Brief workflow of a whole-genome sequencing project. Whole-genome sequencing (WGS) projects generally contains the following steps: DNA sample preparation, high-through sequencing, genome assembly, annotation, and further data analysis

Conclusion

Substantial improvements in the base calling software and sequencing chemistries have allowed NGS technologies to deliver higher sequencing throughputs per run. In turn, this capacity has enabled deeper multiplexing for a fixed average sequencing depth per sample.
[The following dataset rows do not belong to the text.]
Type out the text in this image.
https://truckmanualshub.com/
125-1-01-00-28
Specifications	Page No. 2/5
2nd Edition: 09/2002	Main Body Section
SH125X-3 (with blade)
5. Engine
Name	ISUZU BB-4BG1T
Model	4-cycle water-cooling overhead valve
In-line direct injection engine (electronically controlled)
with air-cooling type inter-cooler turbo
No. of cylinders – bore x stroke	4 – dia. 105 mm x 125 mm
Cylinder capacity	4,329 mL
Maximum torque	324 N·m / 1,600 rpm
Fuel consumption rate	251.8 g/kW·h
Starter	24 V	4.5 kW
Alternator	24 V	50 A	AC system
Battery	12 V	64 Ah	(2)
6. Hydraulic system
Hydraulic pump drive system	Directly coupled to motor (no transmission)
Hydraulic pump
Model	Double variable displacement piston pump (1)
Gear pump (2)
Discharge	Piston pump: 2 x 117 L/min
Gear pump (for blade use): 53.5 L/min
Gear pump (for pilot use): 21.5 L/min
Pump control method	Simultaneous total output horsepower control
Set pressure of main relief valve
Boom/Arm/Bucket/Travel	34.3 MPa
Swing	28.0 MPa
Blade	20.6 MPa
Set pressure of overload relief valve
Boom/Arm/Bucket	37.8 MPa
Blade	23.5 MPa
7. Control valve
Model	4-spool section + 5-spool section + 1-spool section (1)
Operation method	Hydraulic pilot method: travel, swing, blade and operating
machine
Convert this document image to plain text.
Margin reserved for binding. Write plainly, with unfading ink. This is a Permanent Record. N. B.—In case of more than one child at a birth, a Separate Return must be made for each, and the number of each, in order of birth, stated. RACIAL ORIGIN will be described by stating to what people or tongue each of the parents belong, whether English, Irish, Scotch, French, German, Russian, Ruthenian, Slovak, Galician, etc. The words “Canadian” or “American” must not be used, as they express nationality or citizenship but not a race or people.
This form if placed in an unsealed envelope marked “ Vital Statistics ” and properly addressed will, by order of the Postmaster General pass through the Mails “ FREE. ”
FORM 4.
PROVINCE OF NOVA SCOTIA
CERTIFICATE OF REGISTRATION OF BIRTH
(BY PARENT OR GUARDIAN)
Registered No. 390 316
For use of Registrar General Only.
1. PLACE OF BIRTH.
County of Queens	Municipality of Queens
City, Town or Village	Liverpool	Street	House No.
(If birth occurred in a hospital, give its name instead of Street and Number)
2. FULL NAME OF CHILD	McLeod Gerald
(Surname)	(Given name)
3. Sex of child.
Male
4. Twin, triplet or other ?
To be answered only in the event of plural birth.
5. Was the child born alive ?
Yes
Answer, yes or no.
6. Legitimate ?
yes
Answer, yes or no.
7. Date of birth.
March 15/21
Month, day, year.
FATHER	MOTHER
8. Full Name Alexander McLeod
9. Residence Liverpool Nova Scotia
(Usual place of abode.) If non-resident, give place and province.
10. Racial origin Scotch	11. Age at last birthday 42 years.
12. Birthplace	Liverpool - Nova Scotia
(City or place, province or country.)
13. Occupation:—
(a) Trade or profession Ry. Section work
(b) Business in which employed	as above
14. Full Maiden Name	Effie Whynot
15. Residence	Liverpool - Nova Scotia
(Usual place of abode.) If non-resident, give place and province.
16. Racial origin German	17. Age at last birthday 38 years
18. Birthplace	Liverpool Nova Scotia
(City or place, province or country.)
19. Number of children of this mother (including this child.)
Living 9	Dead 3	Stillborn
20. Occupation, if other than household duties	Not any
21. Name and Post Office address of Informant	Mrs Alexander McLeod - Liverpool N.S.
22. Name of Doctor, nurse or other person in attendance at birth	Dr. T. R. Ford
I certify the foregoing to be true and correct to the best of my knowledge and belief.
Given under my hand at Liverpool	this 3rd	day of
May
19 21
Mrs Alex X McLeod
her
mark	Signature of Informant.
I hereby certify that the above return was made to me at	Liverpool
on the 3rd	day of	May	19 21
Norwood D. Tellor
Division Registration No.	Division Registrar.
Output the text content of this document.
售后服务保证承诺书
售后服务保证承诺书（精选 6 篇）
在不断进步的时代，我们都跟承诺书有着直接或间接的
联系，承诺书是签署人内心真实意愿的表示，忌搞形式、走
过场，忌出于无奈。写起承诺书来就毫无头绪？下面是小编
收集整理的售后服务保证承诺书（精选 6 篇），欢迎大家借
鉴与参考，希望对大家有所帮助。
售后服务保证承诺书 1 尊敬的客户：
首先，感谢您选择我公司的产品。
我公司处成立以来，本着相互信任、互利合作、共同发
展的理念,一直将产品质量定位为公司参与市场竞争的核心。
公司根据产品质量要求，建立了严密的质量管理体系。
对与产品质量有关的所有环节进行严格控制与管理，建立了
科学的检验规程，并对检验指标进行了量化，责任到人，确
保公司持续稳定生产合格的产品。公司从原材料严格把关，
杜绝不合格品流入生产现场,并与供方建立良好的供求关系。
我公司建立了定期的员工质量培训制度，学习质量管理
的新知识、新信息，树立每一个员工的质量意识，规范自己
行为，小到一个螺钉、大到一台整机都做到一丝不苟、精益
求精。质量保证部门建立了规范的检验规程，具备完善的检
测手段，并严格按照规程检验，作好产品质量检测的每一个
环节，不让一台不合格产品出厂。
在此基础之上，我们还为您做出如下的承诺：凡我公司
At the same time, bioinformatics techniques and training are becoming more important skills as the technology continues to advance. The GBS approach has several advantages, including that preliminary sequence information is not required and that all newly discovered markers originate from the population being genotyped, making GBS an especially useful tool for examining non-model organisms common in fisheries and aquaculture. Indeed, we have highlighted a number of important GBS studies focused within this review demonstrating its applicability. However, challenges remain, including, but not limited to, the following: (1) the need for training in bioinformatics skills, (2) acquiring access to powerful computers to launch analyses and (3) integrating new concepts into fisheries management and aquaculture. Additionally, a new study showed that RADseq is prone to a number of sources of error that may have consequential effects for population genetic inferences that have received only limited attention in terms of the estimation and reporting of genotyping error rates (Mastretta-Yanes et al. 2015). WGS will propel GBS technologies toward a real “whole genome level” and provide more promising applications to various research fields related to fisheries and aquaculture, although at present, WGS remains relatively expensive for most of these applications.